- Born: 1985 Ghana
- Died: May 29, 2017 Denkyira-Obuasi, Central Region, Ghana
- Allegiance: Ghana
- Branch: Ghana Armed Forces
- Rank: Major (posthumous)
- Commands: Anti-illegal mining detachment, Denkyira-Obuasi
- Spouse: Barbara Mahama
- Children: 2

= Maxwell Adam Mahama =

Ghanaian military officer (1985–2017)

Major Maxwell Adam Mahama (1985 – 29 May 2017) was a Ghanaian military officer who served in the Ghana Armed Forces. He became widely known following his death in a mob attack at Denkyira-Obuasi in Ghana's Central Region, an incident that generated nationwide condemnation and sparked renewed debate about mob justice. He was posthumously promoted from Captain to Major by President Nana Addo Dankwa Akufo-Addo.

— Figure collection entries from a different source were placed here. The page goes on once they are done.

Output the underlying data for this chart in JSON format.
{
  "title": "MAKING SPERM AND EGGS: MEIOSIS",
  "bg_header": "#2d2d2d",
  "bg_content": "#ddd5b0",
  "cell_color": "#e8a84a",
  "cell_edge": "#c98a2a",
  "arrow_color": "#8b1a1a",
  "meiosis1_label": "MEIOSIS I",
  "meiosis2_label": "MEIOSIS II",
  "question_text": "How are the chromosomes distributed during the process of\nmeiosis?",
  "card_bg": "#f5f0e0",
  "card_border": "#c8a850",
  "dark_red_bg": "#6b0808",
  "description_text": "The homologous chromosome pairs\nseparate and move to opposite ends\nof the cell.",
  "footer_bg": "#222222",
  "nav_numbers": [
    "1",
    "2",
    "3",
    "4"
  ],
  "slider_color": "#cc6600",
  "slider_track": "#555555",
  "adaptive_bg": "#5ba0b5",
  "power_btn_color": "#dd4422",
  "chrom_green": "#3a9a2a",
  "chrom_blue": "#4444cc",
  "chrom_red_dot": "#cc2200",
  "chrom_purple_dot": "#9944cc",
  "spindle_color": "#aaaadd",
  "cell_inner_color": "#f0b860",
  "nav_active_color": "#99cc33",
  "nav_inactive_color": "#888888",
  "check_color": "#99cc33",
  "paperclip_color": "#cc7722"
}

== Early life and education ==
Mahama was born in 1985 in Ghana. He attended basic and secondary school in Accra before continuing his officer training at the Ghana Military Academy. Information about his early life and training was widely reported after his death as public interest in his background increased.

== Military career ==
Mahama served as an infantry officer in the Ghana Armed Forces and later became commander of a detachment deployed to Denkyira-Obuasi as part of anti-illegal mining (galamsey) operations. Colleagues and superiors described him as disciplined and committed to duty, a portrayal reported widely by local media following the incident.

== Death ==
On 29 May 2017, Mahama was lynched by a mob in Denkyira-Obuasi while jogging near the community where his detachment was stationed. Members of the community reportedly mistook him for an armed robber after noticing his sidearm. Video recordings and photographs of the attack circulated widely online, prompting public outrage and condemnation from government officials, civil society groups, and religious leaders.

Multiple suspects were arrested and prosecuted, and the case became one of the most closely followed criminal trials in Ghana in the years that followed.

== State response and funeral ==
President Akufo-Addo posthumously promoted Mahama to the rank of Major. A state funeral was held on 9 June 2017 at the Forecourt of the State House in Accra.

In response to public calls for support for his family, Parliament passed the Major Mahama Trust Fund Act, 2017 (Act 953), establishing a statutory fund to support his widow and children.

== Legacy ==
Mahama's death intensified national debate about mob justice and due process, leading to widespread public education campaigns and commentary on the need to reform community policing attitudes.

A statue honouring him was later unveiled in Accra as a public reminder of the dangers of mob violence and the importance of rule of law.